Tray.io has raised $40 million to extend its Series C funding round to $90 million. The first part of its Series C was raised in November 2019, led by Meritech Capital, with participation from Spark Capital, GGV Capital, and True Ventures. The latest round sees Canada Pension Plan Investment Board (CPP Investments) join the previous investors in raising funds to help the low-code cloud-first automation platform.
Alex Clayton, General Partner at Meritech Capital Partners, commented, “In volatile economic climates, the most promising companies need large viable markets, groundbreaking products, capable teams, outsized metrics, strong leadership positions and the ability to equip their customers to adapt to unpredictable conditions. Tray.io is a shining example, and we’re confident in the company’s sustainable business model. We are bullish on solutions for efficient business growth as a whole, and it is clear that Tray.io’s low-code, cloud-first approach to automation is a driver for business efficiency. We believe the best days for SaaS and the broader tech market are ahead, and our investment in Tray.io reflects this significant opportunity.”
Why the investment
The investment follows significant success for Tray.io, which has seen 115% revenue growth year over year. That growth was mainly driven by larger customers spending more than $100,000 ACV. Importantly the platform has also seen an increased usage with 444% more tasks running on it. Presumably over the last year, though Tray.io omitted the time period, making this less impressive. It would indicate that adoption is high, companies are using the platform and, therefore, less likely to churn.
Rich Waldron, Tray.io Co-founder and CEO, commented: “Digital transformation and the shift to the cloud has forced an evolution in enterprise architectures to take advantage of the scale, elasticity and economics now available, exposing the shortcomings of legacy approaches to iPaaS. Legacy products bring outdated constructs such as manual provisioning, limited scale, long development cycles and heavy maintenance. Our objective with this latest funding is to create a world where anyone in any department can solve business problems without the constraints of poorly adapted technology. By placing automation in the hands of each department rather than a limited few, the Tray way empowers people to transform their fragmented processes into powerful business outcomes and avoid being caught in the digital transformation backdraft.”
Waldron paints a strong vision of what he wants Tray.io to achieve. What he omits to mention is any reason why the massive delay between the two Series C announcements and why this wasn’t a Series D round. While Waldron does not say how he intends to achieve that vision, Tray.io is recruiting in its engineering function within the UK to extend the functionality to accomplish it. The release only states that they will invest the funding in product development and go-to-market initiatives.

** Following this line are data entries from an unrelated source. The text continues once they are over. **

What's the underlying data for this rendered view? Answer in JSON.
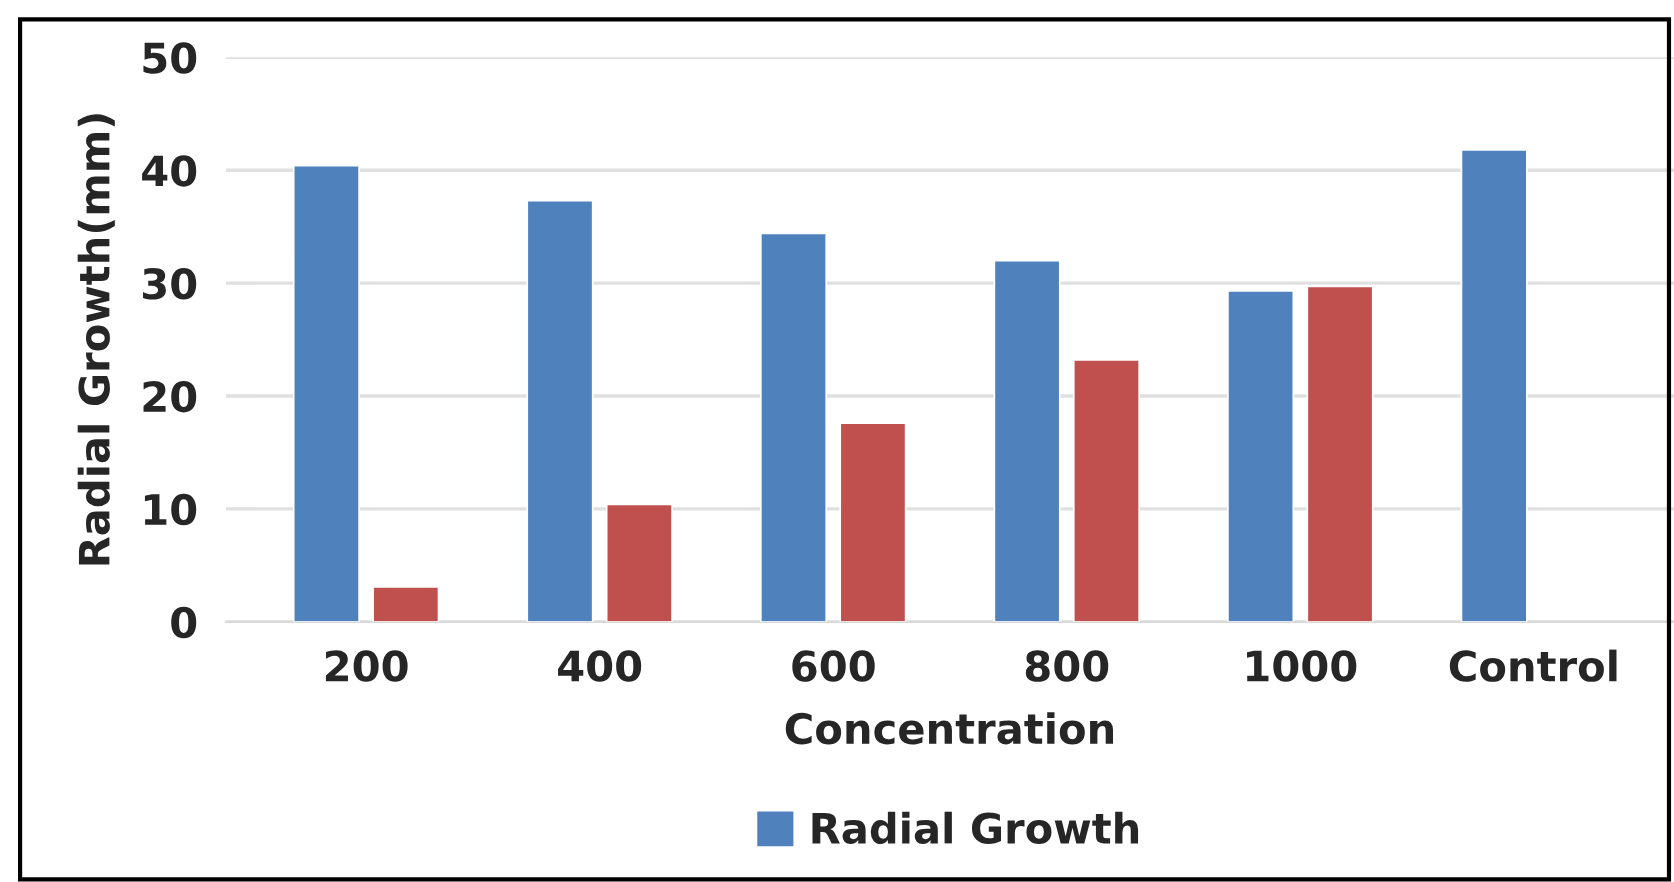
{
  "chart_data": {
    "type": "bar",
    "xlabel": "Concentration",
    "ylabel": "Radial Growth(mm)",
    "categories": [
      "200",
      "400",
      "600",
      "800",
      "1000",
      "Control"
    ],
    "series": [
      {
        "name": "Radial Growth",
        "color": "#4f81bd",
        "values": [
          40.4,
          37.3,
          34.4,
          32.0,
          29.3,
          41.8
        ]
      },
      {
        "color": "#c0504d",
        "values": [
          3.1,
          10.4,
          17.6,
          23.2,
          29.7,
          null
        ]
      }
    ],
    "ylim": [
      0,
      50
    ],
    "yticks": [
      0,
      10,
      20,
      30,
      40,
      50
    ],
    "grid": "y",
    "legend": "bottom"
  }
}
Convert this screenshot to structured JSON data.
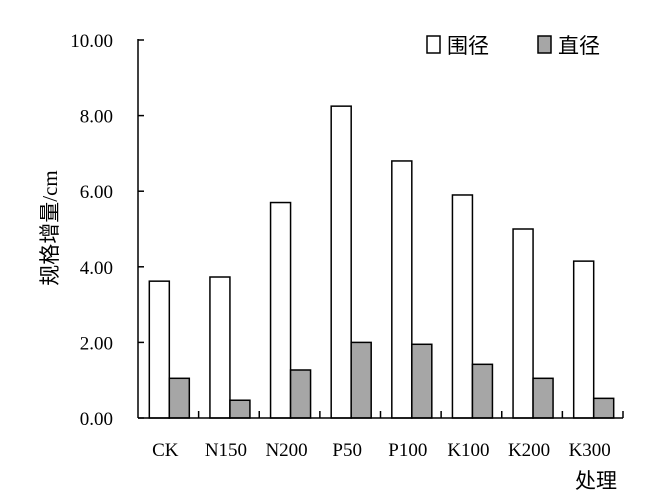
{
  "chart_data": {
    "type": "bar",
    "categories": [
      "CK",
      "N150",
      "N200",
      "P50",
      "P100",
      "K100",
      "K200",
      "K300"
    ],
    "series": [
      {
        "name": "围径",
        "color": "#ffffff",
        "values": [
          3.62,
          3.73,
          5.7,
          8.25,
          6.8,
          5.9,
          5.0,
          4.15
        ]
      },
      {
        "name": "直径",
        "color": "#a6a6a6",
        "values": [
          1.05,
          0.47,
          1.27,
          2.0,
          1.95,
          1.42,
          1.05,
          0.52
        ]
      }
    ],
    "title": "",
    "xlabel": "处理",
    "ylabel": "规格增量/cm",
    "ylim": [
      0,
      10
    ],
    "yticks": [
      "0.00",
      "2.00",
      "4.00",
      "6.00",
      "8.00",
      "10.00"
    ],
    "grid": false,
    "legend": "top-right"
  }
}
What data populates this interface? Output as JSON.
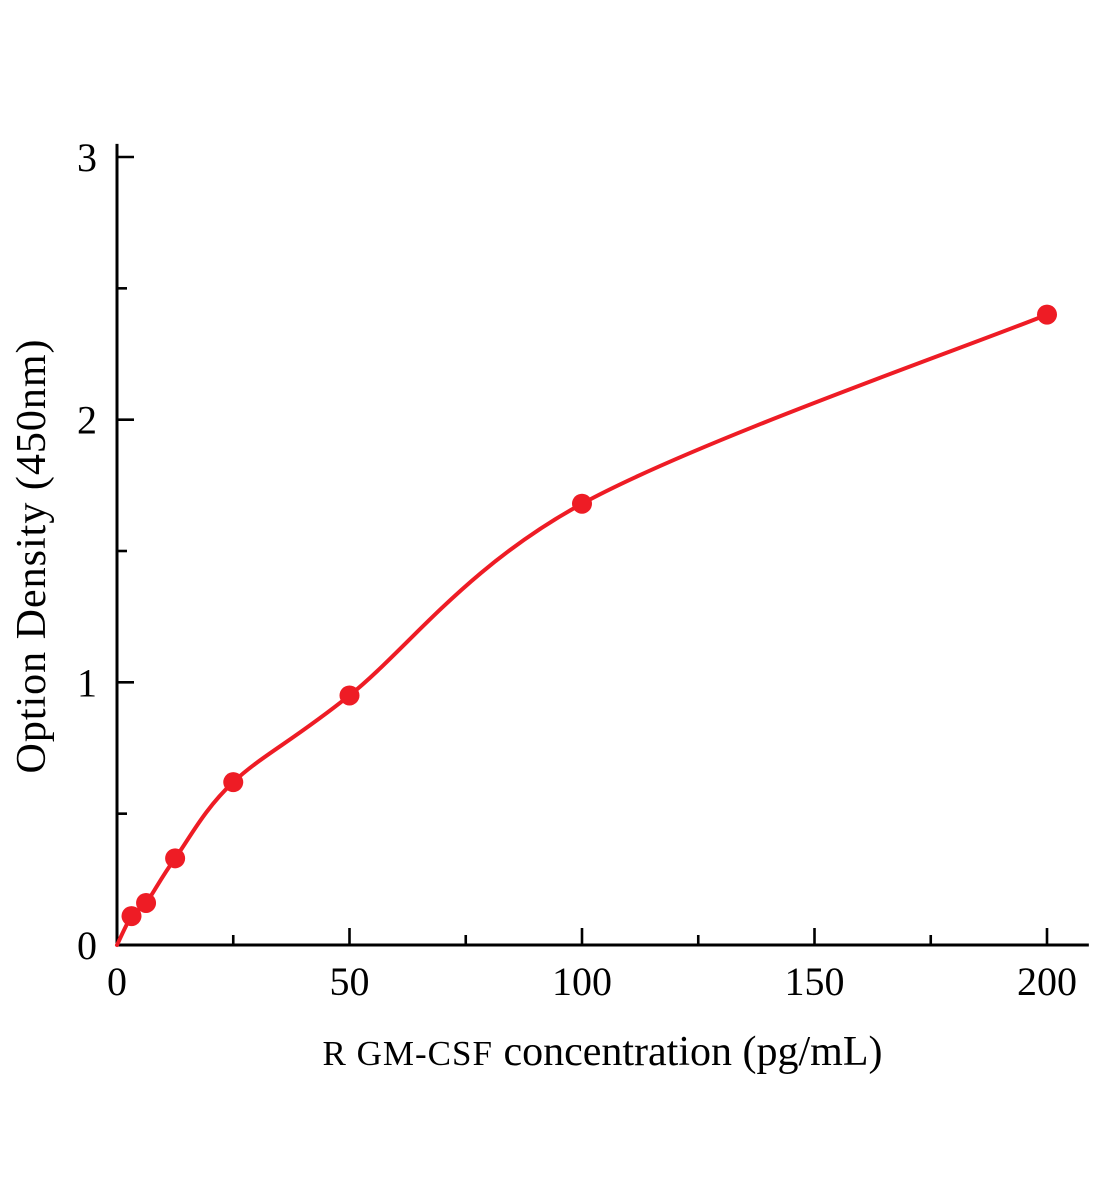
{
  "chart_data": {
    "type": "scatter",
    "title": "",
    "xlabel": "R GM-CSF concentration (pg/mL)",
    "xlabel_parts": {
      "prefix": "R GM-CSF",
      "rest": "concentration (pg/mL)"
    },
    "ylabel": "Option Density (450nm)",
    "x": [
      3.12,
      6.25,
      12.5,
      25,
      50,
      100,
      200
    ],
    "y": [
      0.11,
      0.16,
      0.33,
      0.62,
      0.95,
      1.68,
      2.4
    ],
    "curve_start": {
      "x": 0,
      "y": 0.0
    },
    "xlim": [
      0,
      209
    ],
    "ylim": [
      0,
      3.05
    ],
    "xticks": [
      0,
      50,
      100,
      150,
      200
    ],
    "yticks": [
      0,
      1,
      2,
      3
    ],
    "x_minor_step": 25,
    "y_minor_step": 0.5,
    "grid": false,
    "legend": "none",
    "accent_color": "#ee1c25",
    "axis_color": "#000000",
    "marker_radius": 10
  }
}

There is no indication that this will include geographical expansion outside of anglophone countries.
A new approach to Hyperautomation?
Tray.io no longer describes itself as an IPaaS vendor but instead seeks to leverage the new opportunity presented by Hyperautomation, the combination of integration and process automation. Gartner (requires an account) notes that the, “need for hyperautomation is creating a total software market opportunity that will reach $860 billion by 2025.”
The Tray.io solution aims to meet this requirement, helping organisations to connect SaaS applications across multiple clouds using a low-code platform with prebuilt connectors. It increases efficiency, eliminates manual processes within the organisation and reduces errors. The platform is scalable and enables different business departments to automate the workflows between systems. The use cases include streamlining Revenue Operations, fast-tracking HR onboarding, transforming finance quote to cash and automating IT user provisioning without developers needing to create and maintain integrations.
Zach Vance, Head of Platform Partnerships at Podium, commented, “At Podium our goal is to equip local businesses with easy-to-use tools so they can get more customers and deliver a better experience. Tray.io is our strategic platform for fueling over 45 apps and integrations in our Podium Marketplace, which powers communications for 100,000 businesses and reaches 1 in 2 mobile users in the US” saying, “Tray.io has been critical to accelerating our time-to-value for our busy local business customers, scaling billions of tasks and creating seamless end user experiences. It is exciting to witness Tray.io’s continued growth and we look forward to taking advantage of their new innovations that can enable Podium to deliver self-serve customer integrations at scale.”
Enterprise Times: What does this mean?
Is this a series D funding round in disguise? It is difficult to tell. However, Tray.io has attracted investments from an institutional investor rather than a pure venture capital partner. The CPP decision is interesting and unusual at this stage of life for a company. What is missing from the announcement is a new valuation for Tray.io and more of the numbers behind the company’s growth. Percentages without timescales are relatively meaningless. However, they must be impressive for the new investment to have occurred.
The next announcements will be more interesting for customers and prospects alike. What will the product roadmap look like now, and how is Tray.io planning to grow? Will it be organically, through acquisition and what about the international expansion?
Correction, The headline on this piece originally stated $50 million, which was incorrect, only $40 million was raised.